Fedez vs Dikele/ “Intervista per incastrarmi, lavoro di m*rda che puoi tenerti”

- Luca Bucceri

Fedez vs Dikele, continua il dissing tra i due per un’intervista non pubblicata dal magazine: “Intervista per incastrarmi, lavoro di m*rda”

Fedez
Fedez (LaPresse)

Continua il lungo botta e risposta tra Federico Lucia, in arte Fedez, e Antonio Dikele, responsabile del magazine “Esse Magazine”. Al centro della polemica c’è un’intervista mancata della rivista all’artista milanese, chiacchierata avvenuta qualche mese fa in teatro, davanti a centinaia di presenti tra il pubblico, ma poi mai pubblicata sul magazine per dei problemi. Quali siano stati, a dir la verità, non si è capito, ma tra i due è partita una polemica che oggi è sfociata in un nuovo capitolo della storia dello scontro.

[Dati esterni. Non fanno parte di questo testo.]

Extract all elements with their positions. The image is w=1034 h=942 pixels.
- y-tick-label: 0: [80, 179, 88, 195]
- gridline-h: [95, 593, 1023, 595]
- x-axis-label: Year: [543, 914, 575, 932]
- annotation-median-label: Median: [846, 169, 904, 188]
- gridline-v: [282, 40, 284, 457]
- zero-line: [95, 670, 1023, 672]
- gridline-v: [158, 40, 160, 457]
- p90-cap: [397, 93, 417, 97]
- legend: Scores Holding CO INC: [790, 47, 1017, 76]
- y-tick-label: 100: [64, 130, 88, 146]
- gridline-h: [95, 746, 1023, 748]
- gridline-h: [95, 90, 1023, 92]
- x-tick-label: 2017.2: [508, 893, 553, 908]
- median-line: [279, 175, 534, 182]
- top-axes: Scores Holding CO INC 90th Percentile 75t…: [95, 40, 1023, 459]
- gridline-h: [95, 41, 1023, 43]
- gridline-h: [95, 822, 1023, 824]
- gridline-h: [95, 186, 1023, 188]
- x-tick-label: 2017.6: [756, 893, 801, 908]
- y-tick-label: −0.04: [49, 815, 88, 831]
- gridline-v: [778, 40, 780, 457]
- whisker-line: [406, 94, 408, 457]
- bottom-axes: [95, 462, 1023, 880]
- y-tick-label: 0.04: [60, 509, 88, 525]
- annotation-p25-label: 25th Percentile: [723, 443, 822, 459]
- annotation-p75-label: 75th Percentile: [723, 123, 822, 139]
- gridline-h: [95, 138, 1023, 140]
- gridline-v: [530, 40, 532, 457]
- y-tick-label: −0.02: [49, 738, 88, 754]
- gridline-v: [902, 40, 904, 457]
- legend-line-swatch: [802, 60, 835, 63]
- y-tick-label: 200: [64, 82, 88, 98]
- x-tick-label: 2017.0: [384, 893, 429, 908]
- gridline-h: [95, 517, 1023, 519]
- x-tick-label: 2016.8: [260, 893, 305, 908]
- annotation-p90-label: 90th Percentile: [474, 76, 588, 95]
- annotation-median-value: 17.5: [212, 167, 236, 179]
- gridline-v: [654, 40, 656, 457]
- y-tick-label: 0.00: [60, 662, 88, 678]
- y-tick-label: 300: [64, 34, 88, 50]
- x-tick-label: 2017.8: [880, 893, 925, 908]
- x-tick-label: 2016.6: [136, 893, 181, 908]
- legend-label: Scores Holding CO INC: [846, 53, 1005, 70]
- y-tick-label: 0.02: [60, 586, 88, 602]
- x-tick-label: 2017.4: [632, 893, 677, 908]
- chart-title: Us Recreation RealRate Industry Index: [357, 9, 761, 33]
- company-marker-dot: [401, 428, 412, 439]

“Fino a ora non ho parlato perché lo ritenevo superfluo, eppure non è così. Per chi non lo sapesse qualche mese fa ho fatto un’intervista in un teatro per quello che dovrebbe essere un magazine che parla di musica e per parlare del mio disco. L’intervista, da come si è visto negli spezzoni, è stata una mini imboscata, un tentativo goffo di farmi inquisizione non riuscita” ha denunciato Fedez sulle stories Instagram. Poi l’affondo: “Subito dopo ho richiesto che fosse pubblicata l’intervista senza tagli e senza editing, rispettando l’ordine cronologico degli eventi, con una scadenza. Scadenza che Dikele non ha rispettato”.

FEDEZ VS DIKELE: “LAVORO DI MERDA, FAI QUEL CHE VUOI”

Fedez, nel corso dell’intervento sulle stories Instagram, ci è andato giù pesante con Dikele: “Non doveva fare nulla al video. In più mi è arrivato un video in cui gli eventi cronologici non sono stati rispettati e sono stati spostati. Per farla breve, Antonio Dikele hai deciso tu di non pubblicare l’intervista perché il magazine è tuo, a me non mi è mai importato nulla dell’intervista, che tu la pubblichi o meno. Fai quel che vuoi, per me quello che hai fatto è merda. Per me, se vuoi farci dei murales o tirare lo sciacquone non cambia nulla”.

“Questa intervista fa capire ai vostri lettori cos’è realmente questo magazine, non è solo musica ma una pagina il cui proprietario è a libro paga di altri artisti. Lo stesso proprietario tenta di riversare le sue simpatie o antipatie per cercare di buttare merda o elogiare in maniera imprescindibile altri artisti. Questo siete stati in passato, questo siete oggi e non dubito che lo continuerete ad essere domani- le sue parole-. Caro Dikele, continua così campione e fai quello che vuoi. Se però hai cercato di sputtanarmi, una sola cosa: almeno il teatro potevi pagartelo tu e non fartelo pagare dalla mia discografica”.